En l’espèce, l’intention d’éviter des conséquences fiscales était la conséquence recherchée, et non l’objet du contrat :
[28] […] Ainsi, il serait plus exact de dire que l’intention selon laquelle aucune conséquence fiscale défavorable ne doit découler du contrat est la conséquence recherchée par les parties au contrat, et que l’intention de neutraliser l’effet des fluctuations du taux de change est la cause du contrat […] Ni l’une ni l’autre ne constitue un contrat, l’objet d’un contrat ou l’objet d’une obligation, et ni l’une ni l’autre ne peut justifier que l’on modifie avec effet rétroactif des documents qui constatent et exécutent avec exactitude ce que les deux parties avaient vraiment convenu de faire.
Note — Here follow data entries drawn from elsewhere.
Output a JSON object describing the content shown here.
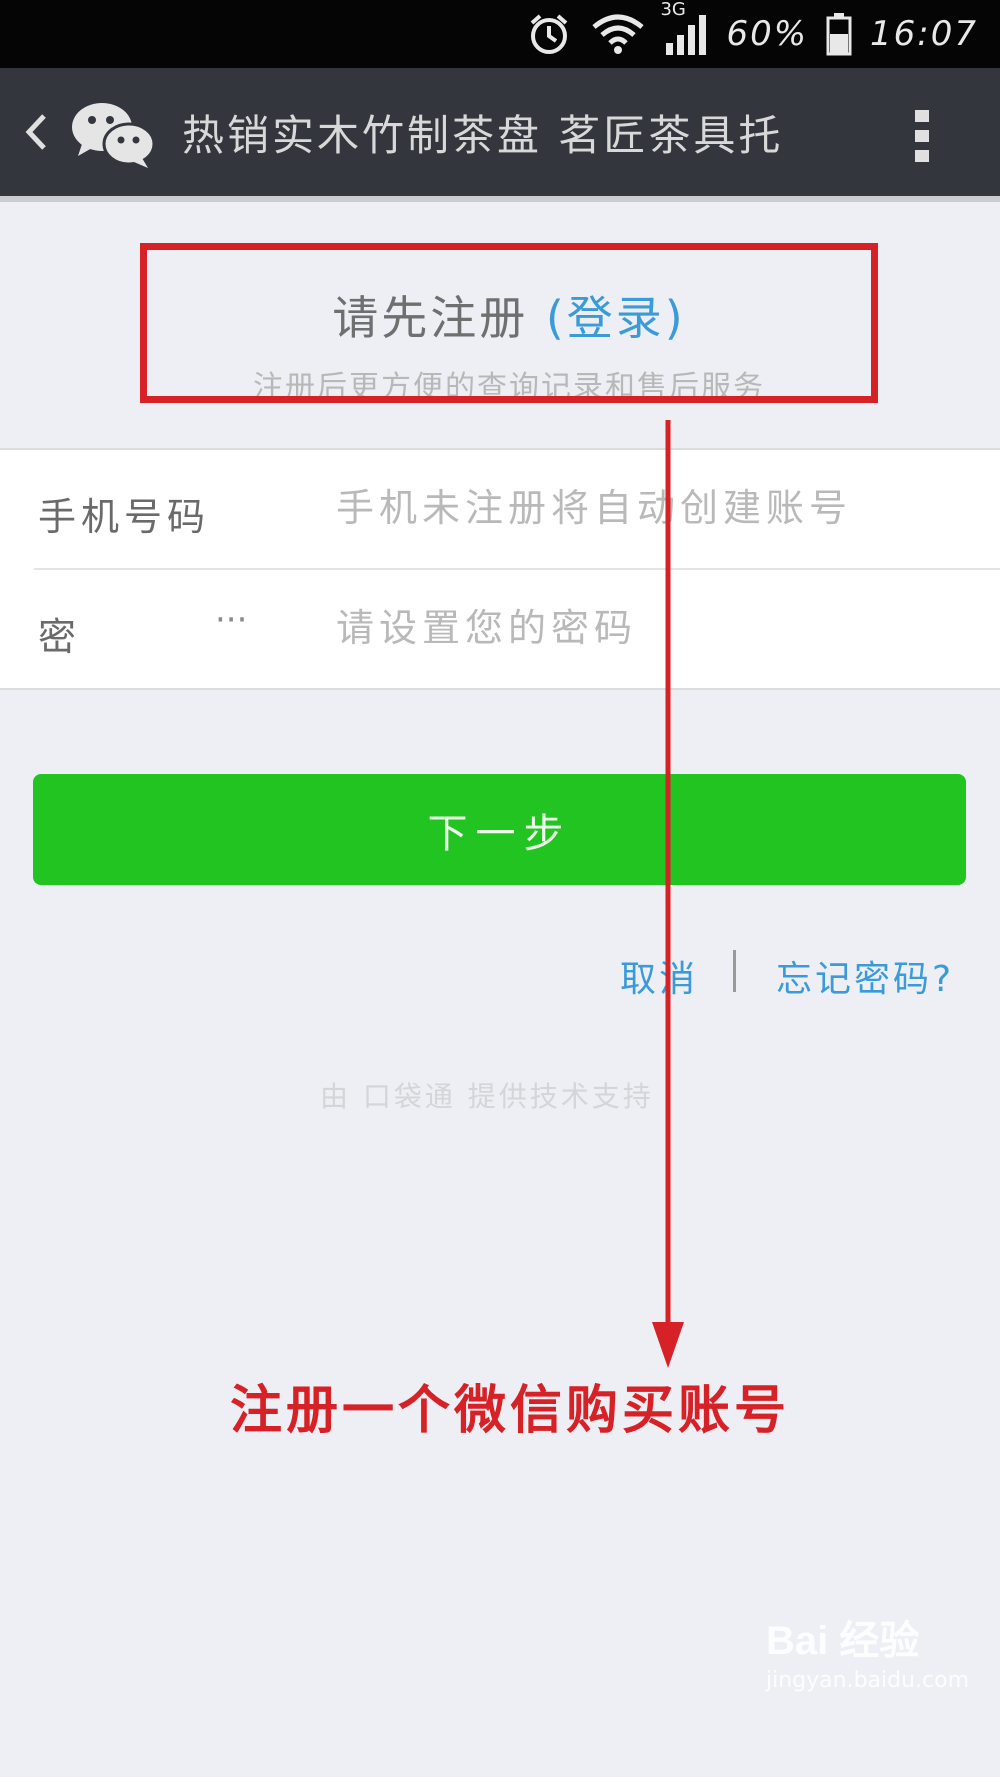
{
  "status_bar": {
    "network": "3G",
    "battery": "60%",
    "time": "16:07"
  },
  "title_bar": {
    "title": "热销实木竹制茶盘 茗匠茶具托"
  },
  "register": {
    "title_main": "请先注册",
    "title_login": "(登录)",
    "subtitle": "注册后更方便的查询记录和售后服务"
  },
  "form": {
    "phone_label": "手机号码",
    "phone_placeholder": "手机未注册将自动创建账号",
    "password_label": "密",
    "password_dots": "···",
    "password_placeholder": "请设置您的密码"
  },
  "actions": {
    "next_label": "下一步",
    "cancel_label": "取消",
    "forgot_label": "忘记密码?"
  },
  "footer": {
    "support_text": "由 口袋通 提供技术支持"
  },
  "annotation": {
    "caption": "注册一个微信购买账号",
    "color": "#d62126"
  },
  "watermark": {
    "brand": "Bai 经验",
    "url": "jingyan.baidu.com"
  },
  "colors": {
    "accent_green": "#22c422",
    "link_blue": "#3a9bd8"
  }
}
L’erreur de PCJ Canada ne résidait pas dans la façon dont les transactions ont été exprimées
L’objet d’un contrat ou d’une obligation doit être suffisamment précis et déterminé ou déterminable pour qu’on y retrouve l’intention commune des parties recherchée au moment de l’interprétation d’un contrat. Rechercher l’intention véritable des parties ne permet donc pas de modifier la déclaration écrite du contrat sur la base de la cause ou des conséquences du contrat :
[29] Des documents écrits peuvent être modifiés en application de l’art. 1425 C.c.Q. pour qu’ils reflètent avec exactitude l’entente véritable intervenue entre les parties. Par contre, l’entente comme telle ne peut être modifiée pour atteindre les résultats, quels qu’ils soient, que les parties peuvent avoir voulus ou escomptés en la concluant. PJC Canada et PJC USA se sont entendues sur la série de prestations précises qu’elles voulaient exécuter, et il n’y a eu aucune erreur dans la façon d’exprimer ou d’exécuter cette entente. Cette dernière a simplement eu pour PJC Canada des effets imprévus et indésirables sur le plan fiscal. Comme le dit l’intimé, l’erreur réside dans les transactions dont les parties ont convenu, non dans la façon dont elles ont été exprimées.
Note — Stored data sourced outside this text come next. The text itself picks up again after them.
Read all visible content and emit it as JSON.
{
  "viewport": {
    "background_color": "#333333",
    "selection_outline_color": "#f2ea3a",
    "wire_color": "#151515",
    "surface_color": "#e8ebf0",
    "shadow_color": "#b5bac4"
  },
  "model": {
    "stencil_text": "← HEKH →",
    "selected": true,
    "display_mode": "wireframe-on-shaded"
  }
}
Convergence entre le droit civil et la common law
Par ailleurs, la CSC indique que le droit civil québécois et la common law canadienne ne diffèrent pas vraiment quant à la doctrine de la modification ou de la rectification en matière contractuelle. Malgré son origine différente en droit civil et en common law, cette doctrine poursuit les mêmes objectifs et s’applique essentiellement de la même manière dans les deux systèmes de droit :
[47] […] la rectification relevant du droit civil québécois et celle relevant de l’equity sont d’application stricte, en ce sens que la modification ne peut porter que sur l’expression ou la transcription du contrat; le contrat lui-même ne peut être reformulé. En outre, dans les deux cas, c’est la véritable entente qui prime, et non pas ses conséquences ou ses effets voulus.
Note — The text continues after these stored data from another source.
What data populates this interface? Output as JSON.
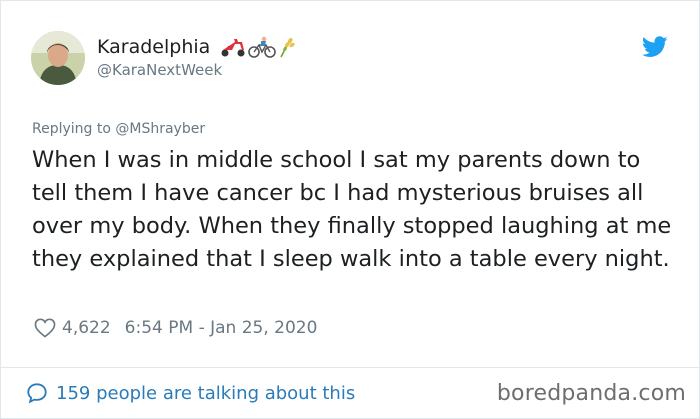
{
  "tweet": {
    "author": {
      "name": "Karadelphia",
      "handle": "@KaraNextWeek",
      "emojis": [
        "scooter-icon",
        "bicycle-icon",
        "wheat-icon"
      ]
    },
    "replying_to": "Replying to @MShrayber",
    "text": "When I was in middle school I sat my parents down to tell them I have cancer bc I had mysterious bruises all over my body. When they finally stopped laughing at me they explained that I sleep walk into a table every night.",
    "likes": "4,622",
    "timestamp": "6:54 PM - Jan 25, 2020",
    "talking": "159 people are talking about this"
  },
  "watermark": "boredpanda.com",
  "colors": {
    "twitter_blue": "#1da1f2",
    "link_blue": "#2b7bb9",
    "muted_text": "#697882",
    "body_text": "#1c2022",
    "border": "#e1e8ed"
  }
}
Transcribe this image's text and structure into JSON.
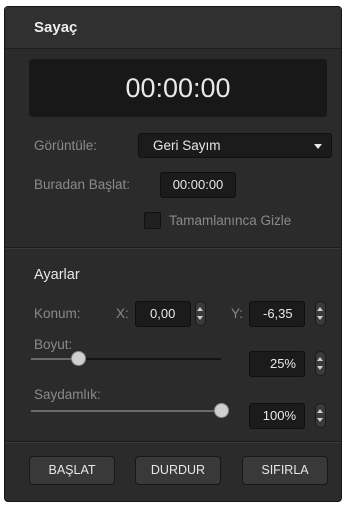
{
  "panel": {
    "title": "Sayaç"
  },
  "timer": {
    "display": "00:00:00"
  },
  "display_mode": {
    "label": "Görüntüle:",
    "selected": "Geri Sayım"
  },
  "start_from": {
    "label": "Buradan Başlat:",
    "value": "00:00:00"
  },
  "hide_on_complete": {
    "label": "Tamamlanınca Gizle",
    "checked": false
  },
  "settings": {
    "title": "Ayarlar",
    "position": {
      "label": "Konum:",
      "x_label": "X:",
      "x_value": "0,00",
      "y_label": "Y:",
      "y_value": "-6,35"
    },
    "size": {
      "label": "Boyut:",
      "value": "25%",
      "level": 0.25
    },
    "opacity": {
      "label": "Saydamlık:",
      "value": "100%",
      "level": 1.0
    }
  },
  "buttons": {
    "start": "BAŞLAT",
    "stop": "DURDUR",
    "reset": "SIFIRLA"
  },
  "colors": {
    "panel_bg": "#2b2b2b",
    "field_bg": "#1b1b1b",
    "text": "#e8e8e8",
    "label": "#8a8a8a"
  }
}
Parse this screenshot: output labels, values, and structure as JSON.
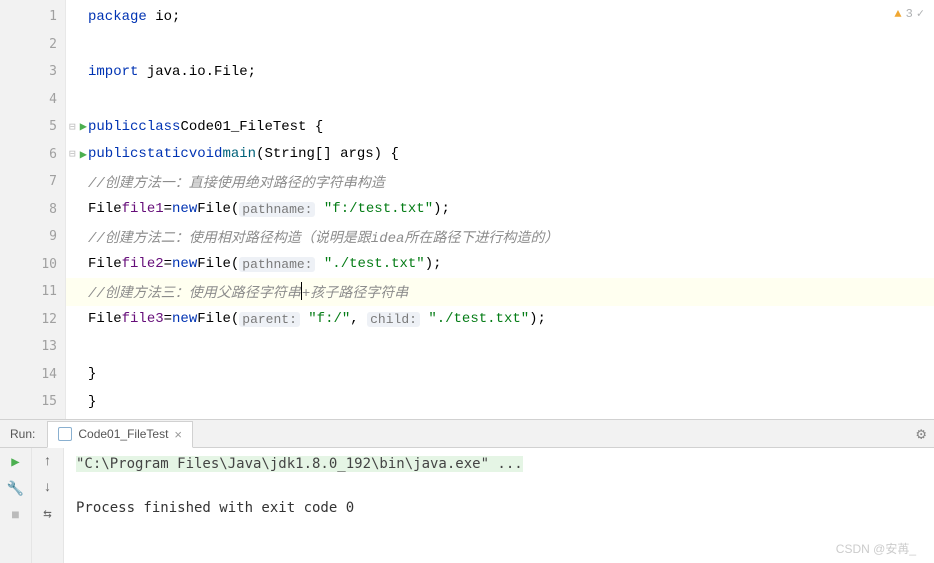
{
  "warnings": {
    "count": "3"
  },
  "gutter": [
    "1",
    "2",
    "3",
    "4",
    "5",
    "6",
    "7",
    "8",
    "9",
    "10",
    "11",
    "12",
    "13",
    "14",
    "15"
  ],
  "code": {
    "l1": {
      "kw": "package",
      "rest": " io;"
    },
    "l3": {
      "kw": "import",
      "rest": " java.io.File;"
    },
    "l5": {
      "kw1": "public",
      "kw2": "class",
      "cls": "Code01_FileTest",
      "brace": " {"
    },
    "l6": {
      "kw1": "public",
      "kw2": "static",
      "kw3": "void",
      "fn": "main",
      "args": "(String[] args) {"
    },
    "l7": {
      "cmt": "//创建方法一：直接使用绝对路径的字符串构造"
    },
    "l8": {
      "cls": "File",
      "var": "file1",
      "eq": "=",
      "kw": "new",
      "cls2": "File",
      "open": "(",
      "hint": "pathname:",
      "sp": " ",
      "str": "\"f:/test.txt\"",
      "close": ");"
    },
    "l9": {
      "cmt": "//创建方法二：使用相对路径构造（说明是跟idea所在路径下进行构造的）"
    },
    "l10": {
      "cls": "File",
      "var": "file2",
      "eq": "=",
      "kw": "new",
      "cls2": "File",
      "open": "(",
      "hint": "pathname:",
      "sp": " ",
      "str": "\"./test.txt\"",
      "close": ");"
    },
    "l11": {
      "cmt_a": "//创建方法三：使用父路径字符串",
      "cmt_b": "+孩子路径字符串"
    },
    "l12": {
      "cls": "File",
      "var": "file3",
      "eq": "=",
      "kw": "new",
      "cls2": "File",
      "open": "(",
      "hint1": "parent:",
      "sp1": " ",
      "str1": "\"f:/\"",
      "comma": ", ",
      "hint2": "child:",
      "sp2": " ",
      "str2": "\"./test.txt\"",
      "close": ");"
    },
    "l14": {
      "brace": "}"
    },
    "l15": {
      "brace": "}"
    }
  },
  "run": {
    "label": "Run:",
    "tab": "Code01_FileTest",
    "cmd": "\"C:\\Program Files\\Java\\jdk1.8.0_192\\bin\\java.exe\" ...",
    "exit": "Process finished with exit code 0"
  },
  "watermark": "CSDN @安苒_"
}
Dissidence des juges Côté et Abella
Il faut noter que les juges Côté et Abella sont dissidentes et auraient permis la modification des transactions. Selon elles, les considérations fiscales étaient une condition sine qua non de la structure transactionnelle envisagée par les parties. Puisque l’intention véritable des parties était d’assurer une neutralité fiscale en complétant des transactions pour enrayer l’effet des fluctuations du taux de change, celle-ci permettait de modifier la série de transaction :
[69] En l’espèce, il existe un écart évident entre, d’une part, l’intention commune et continue des parties et, d’autre part, les opérations exécutées dans le but de donner effet à cette intention. La preuve démontre que l’intention commune et continue des parties portait non seulement sur l’objet du contrat, mais aussi sur ses conséquences fiscales.
Cette dissidence démontre que la portée du concept d’intention véritable des parties demeure un sujet propice aux débats.
Note : Un deuxième bulletin sera émis sou peu pour discuter plus en détail du débat fiscal qui a eu lieu dans cette affaire et de l’impact de cette décision d’un point de vue fiscal.
[1] Québec (Agence du revenu) c. Services Environnementaux AES inc., 2013 CSC 65.